Michael K. kämpft sich im Krankenhaus nach schweren Hirnverletzungen ins Leben zurück.

In einem Sekundenbruchteil änderte sich das Leben von Michael K. für immer: Der 59-Jährige wurde in Köln-Kalk niedergeschlagen.

Der Tag, an dem das gewohnte Leben von Michael K. zunichte gemacht wird, beginnt mit Sonnenschein und einer freudigen Aussicht: Es ist ein warmer Sommertag, um 14 Uhr will Michael K. den Vertrag bei seinem neuen Arbeitgeber unterschreiben. Seit Tagen freut er sich auf den Job in einem Callcenter.
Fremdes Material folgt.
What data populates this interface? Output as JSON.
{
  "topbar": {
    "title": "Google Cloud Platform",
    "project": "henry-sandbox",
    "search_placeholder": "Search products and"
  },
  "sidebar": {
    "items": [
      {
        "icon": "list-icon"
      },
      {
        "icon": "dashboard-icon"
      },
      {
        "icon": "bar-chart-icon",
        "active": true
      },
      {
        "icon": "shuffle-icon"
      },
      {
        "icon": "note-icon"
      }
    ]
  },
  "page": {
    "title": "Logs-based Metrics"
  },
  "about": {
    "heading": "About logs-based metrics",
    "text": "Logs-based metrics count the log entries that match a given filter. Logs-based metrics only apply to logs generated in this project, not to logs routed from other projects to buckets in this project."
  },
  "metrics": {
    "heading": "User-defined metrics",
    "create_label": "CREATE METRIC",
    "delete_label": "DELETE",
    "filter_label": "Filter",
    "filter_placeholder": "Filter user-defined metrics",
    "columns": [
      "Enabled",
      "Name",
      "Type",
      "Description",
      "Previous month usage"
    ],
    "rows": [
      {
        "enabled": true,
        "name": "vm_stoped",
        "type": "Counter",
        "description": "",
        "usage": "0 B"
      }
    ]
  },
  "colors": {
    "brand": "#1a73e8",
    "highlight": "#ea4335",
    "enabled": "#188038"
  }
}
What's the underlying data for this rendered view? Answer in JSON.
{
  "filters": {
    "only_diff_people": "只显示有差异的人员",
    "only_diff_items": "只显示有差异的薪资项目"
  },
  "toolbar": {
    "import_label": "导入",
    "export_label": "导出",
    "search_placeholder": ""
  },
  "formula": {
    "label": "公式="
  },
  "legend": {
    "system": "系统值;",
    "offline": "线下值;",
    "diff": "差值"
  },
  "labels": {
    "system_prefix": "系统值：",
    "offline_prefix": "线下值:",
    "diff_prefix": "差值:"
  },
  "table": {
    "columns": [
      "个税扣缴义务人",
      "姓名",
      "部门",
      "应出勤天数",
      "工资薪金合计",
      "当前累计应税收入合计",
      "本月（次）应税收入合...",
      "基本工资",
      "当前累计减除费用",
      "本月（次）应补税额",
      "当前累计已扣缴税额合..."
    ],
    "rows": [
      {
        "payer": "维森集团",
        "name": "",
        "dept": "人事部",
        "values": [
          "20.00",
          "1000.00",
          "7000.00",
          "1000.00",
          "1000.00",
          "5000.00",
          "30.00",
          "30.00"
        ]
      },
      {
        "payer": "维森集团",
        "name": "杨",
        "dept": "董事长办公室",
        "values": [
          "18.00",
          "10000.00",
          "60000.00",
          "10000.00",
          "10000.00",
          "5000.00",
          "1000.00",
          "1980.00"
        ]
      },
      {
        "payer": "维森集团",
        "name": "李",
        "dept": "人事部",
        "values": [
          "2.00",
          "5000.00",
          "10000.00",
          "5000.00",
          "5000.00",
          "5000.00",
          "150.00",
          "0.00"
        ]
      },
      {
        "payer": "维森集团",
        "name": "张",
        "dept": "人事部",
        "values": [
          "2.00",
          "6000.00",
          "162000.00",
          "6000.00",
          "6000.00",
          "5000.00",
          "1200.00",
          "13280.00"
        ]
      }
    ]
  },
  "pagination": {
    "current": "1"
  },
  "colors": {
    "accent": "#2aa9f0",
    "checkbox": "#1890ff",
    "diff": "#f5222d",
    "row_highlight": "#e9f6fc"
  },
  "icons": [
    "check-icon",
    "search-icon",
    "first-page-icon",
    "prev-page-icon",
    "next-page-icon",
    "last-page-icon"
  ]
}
Vormittags macht der 59-jährige Kölner noch ein paar Besorgungen, am Mittag zieht er seinen Einkaufstrolley zur U-Bahn-Haltestelle Kalk-Post, um nach Hause zu fahren. Auszug aus dem Polizeibericht vom 30. August 2022:

Nach bisherigen Ermittlungen soll es gegen 11.45 Uhr an der Treppe des Bahnsteigs in Richtung Bensberg zu einem Streit zwischen dem 59-jährigen Mann und einem unbekannten Tatverdächtigen gekommen sein, in dessen Verlauf der Unbekannte dem 59-Jährigen mindestens zwei Mal mit der Faust ins Gesicht geschlagen haben soll. Der Angegriffene stürzte daraufhin mit dem Kopf voran zu Boden und blieb bewusstlos liegen. Rettungskräfte brachten ihn mit einem Schädel-Hirn-Trauma in eine Klinik. Im Anschluss an die Tat flüchteten der Gesuchte und ein unbeteiligter Begleiter über die Platzfläche der Kalker Post.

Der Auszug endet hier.